In our WHO South-East Asia Region, viral hepatitis continues to cause needless suffering, silently leading to liver disease, cancer, and hundreds of thousands of preventable deaths each year.
Across the Region, an estimated 61 million people live with hepatitis B, and 9 million with hepatitis C. Our Region bears one of the highest burdens of chronic viral hepatitis globally, yet most people living with the disease remain undiagnosed and untreated.
Every year, over 260 000 lives are lost, many due to preventable complications of hepatitis. One of the most devastating outcomes is liver cancer, because of untreated hepatitis B and C infections. With limited access to early diagnosis and treatment, most liver cancer cases in our region are detected late, when curative options are no longer viable.
Hepatitis testing and treatment services must be scaled up, decentralised to primary care, and guidelines simplified, to reduce the toll of liver cancer due to hepatitis B and C. We have the tools to prevent these infections: safe and effective hepatitis B vaccines, affordable diagnostics, highly effective hepatitis B medicines, and the game-changing hepatitis C direct-acting antiviral (DAA) medicines that cure the infection. However, problems persist with the complexity and fragmentation in service delivery, lack of services at primary healthcare clinics, poor uptake of services, out-of-pocket expenses, limited awareness, and stigma.

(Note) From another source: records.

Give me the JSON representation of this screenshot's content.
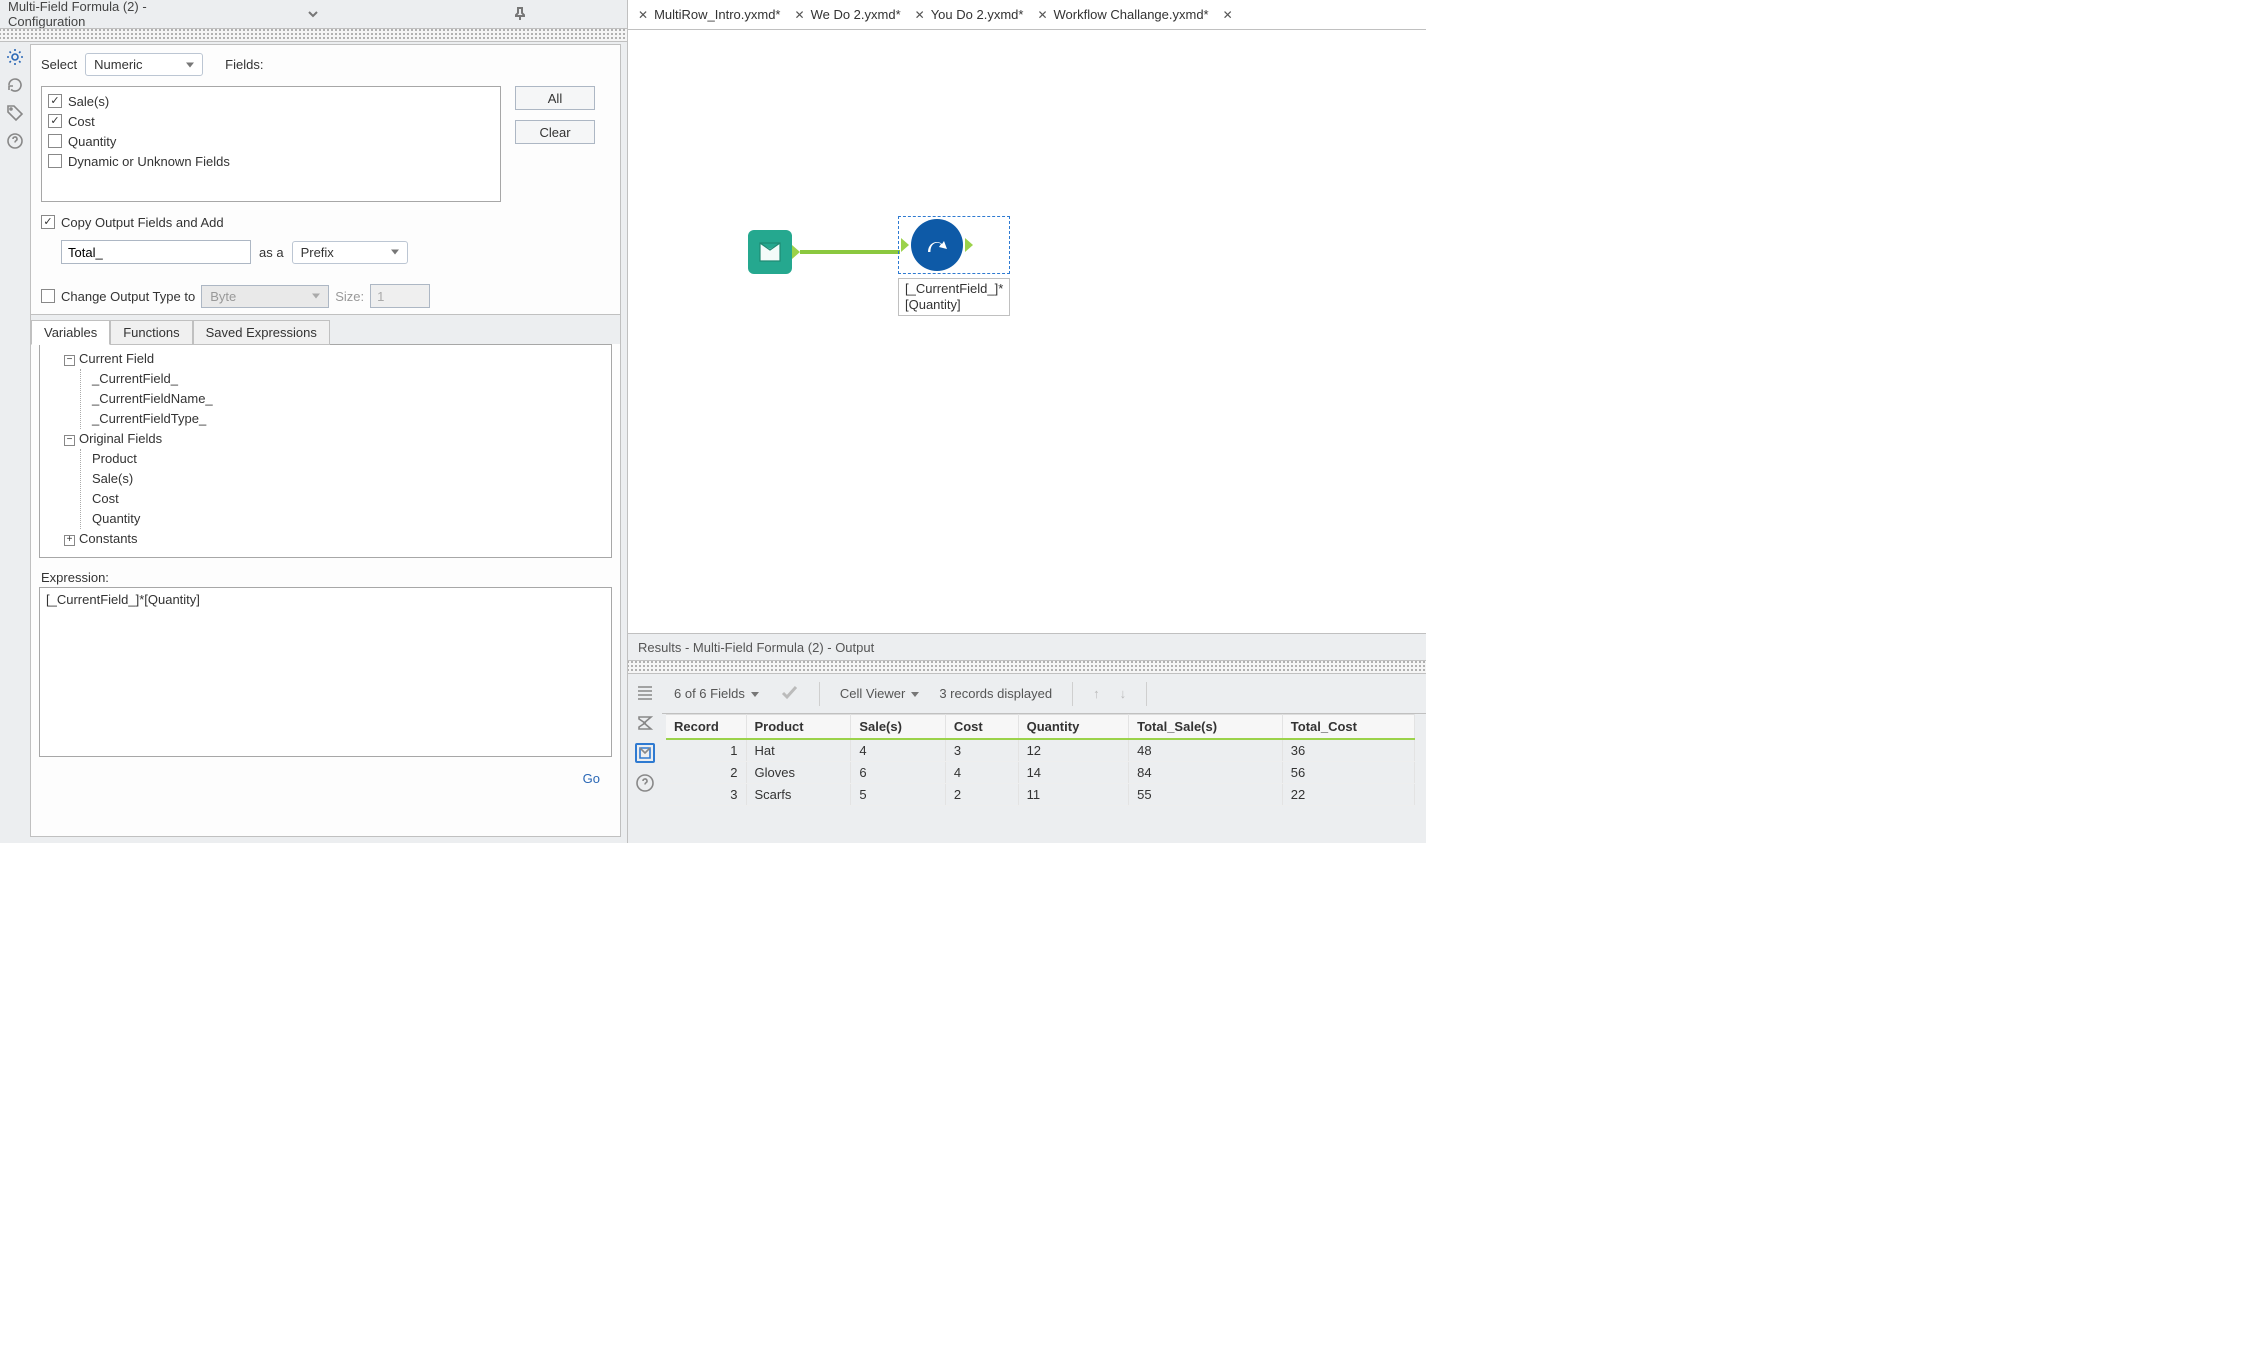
{
  "config": {
    "title": "Multi-Field Formula (2) - Configuration",
    "select_label": "Select",
    "select_value": "Numeric",
    "fields_label": "Fields:",
    "all_btn": "All",
    "clear_btn": "Clear",
    "field_items": [
      {
        "label": "Sale(s)",
        "checked": true
      },
      {
        "label": "Cost",
        "checked": true
      },
      {
        "label": "Quantity",
        "checked": false
      },
      {
        "label": "Dynamic or Unknown Fields",
        "checked": false
      }
    ],
    "copy_output_label": "Copy Output Fields and Add",
    "prefix_value": "Total_",
    "as_a_label": "as a",
    "prefix_suffix": "Prefix",
    "change_output_label": "Change Output Type to",
    "byte_label": "Byte",
    "size_label": "Size:",
    "size_value": "1",
    "tabs": {
      "variables": "Variables",
      "functions": "Functions",
      "saved": "Saved Expressions"
    },
    "tree": {
      "current_field": "Current Field",
      "cf1": "_CurrentField_",
      "cf2": "_CurrentFieldName_",
      "cf3": "_CurrentFieldType_",
      "orig": "Original Fields",
      "of1": "Product",
      "of2": "Sale(s)",
      "of3": "Cost",
      "of4": "Quantity",
      "constants": "Constants"
    },
    "expression_label": "Expression:",
    "expression": "[_CurrentField_]*[Quantity]",
    "go": "Go"
  },
  "tabs": [
    {
      "name": "MultiRow_Intro.yxmd*"
    },
    {
      "name": "We Do 2.yxmd*"
    },
    {
      "name": "You Do 2.yxmd*"
    },
    {
      "name": "Workflow Challange.yxmd*"
    }
  ],
  "canvas": {
    "node_label_l1": "[_CurrentField_]*",
    "node_label_l2": "[Quantity]"
  },
  "results": {
    "title": "Results - Multi-Field Formula (2) - Output",
    "fields_info": "6 of 6 Fields",
    "cell_viewer": "Cell Viewer",
    "records_disp": "3 records displayed",
    "headers": [
      "Record",
      "Product",
      "Sale(s)",
      "Cost",
      "Quantity",
      "Total_Sale(s)",
      "Total_Cost"
    ],
    "rows": [
      [
        "1",
        "Hat",
        "4",
        "3",
        "12",
        "48",
        "36"
      ],
      [
        "2",
        "Gloves",
        "6",
        "4",
        "14",
        "84",
        "56"
      ],
      [
        "3",
        "Scarfs",
        "5",
        "2",
        "11",
        "55",
        "22"
      ]
    ]
  }
}
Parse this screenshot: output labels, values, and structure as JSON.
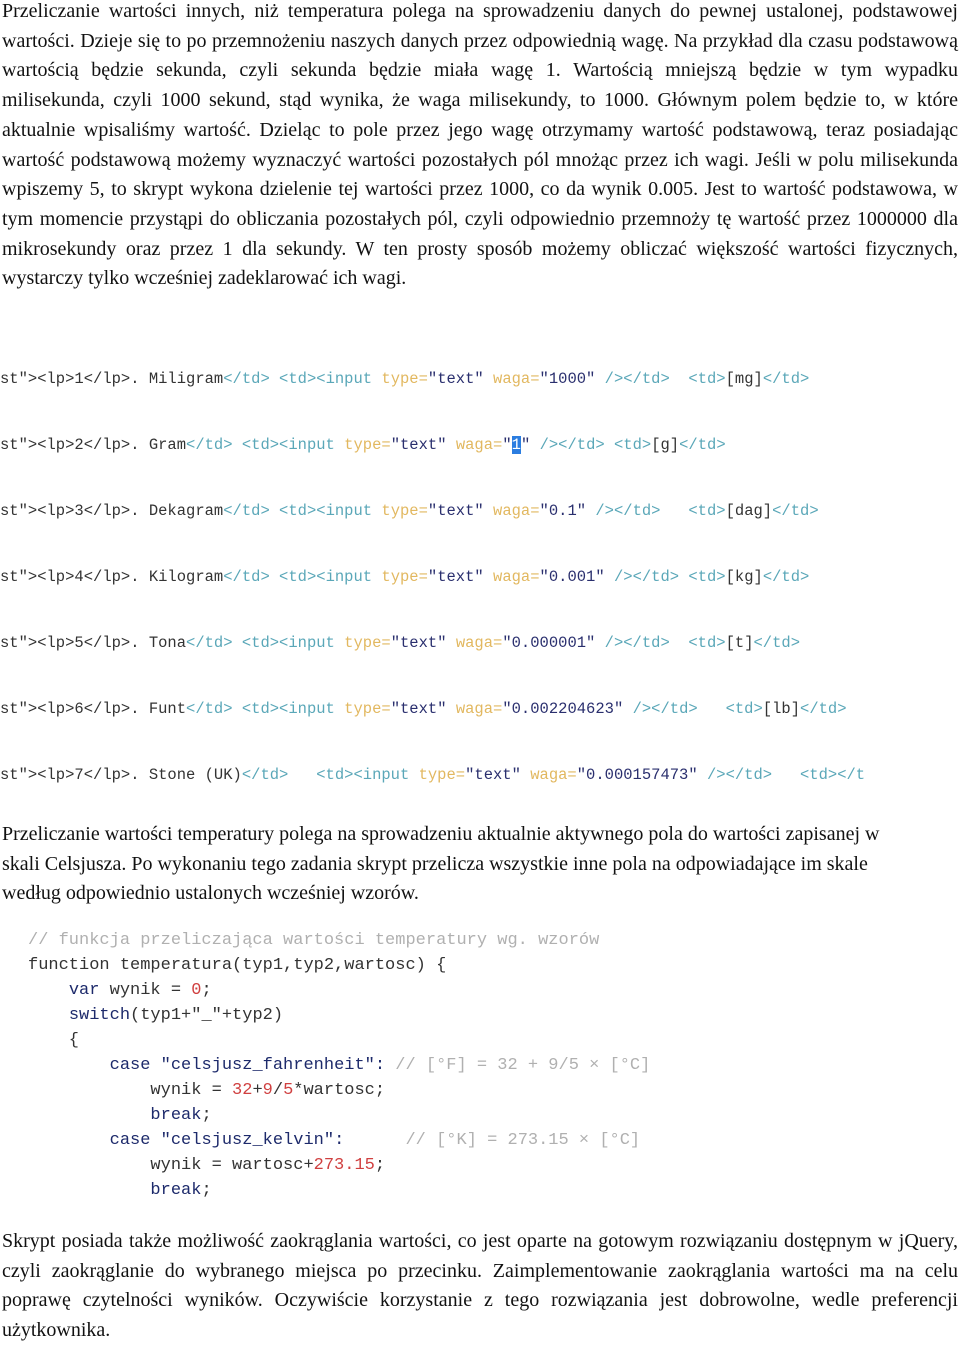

We must embed hepatitis services within essential health packages, leverage primary health care platforms, and align responses with maternal and child health, HIV, STIs, TB, non-communicable diseases, blood safety, infection prevention and control, occupational health and universal health coverage efforts. We have to prioritize hepatitis B birth-dose and completion of the vaccination schedule, integrated safe motherhood services, harm reduction services, and community-based outreach to close the equity gap.
Progress is possible. Countries across our region are innovating, including adopting simplified testing and treatment service models, integrating hepatitis as part of essential services and under social health insurance coverage, and reaching key populations with dignity and compassion. These efforts need to be scaled and sustained with strong political will and investment.
Together, ‘Let’s Break It Down’ by removing the complexity, ending the silence, and delivering on our promise to eliminate hepatitis by 2030.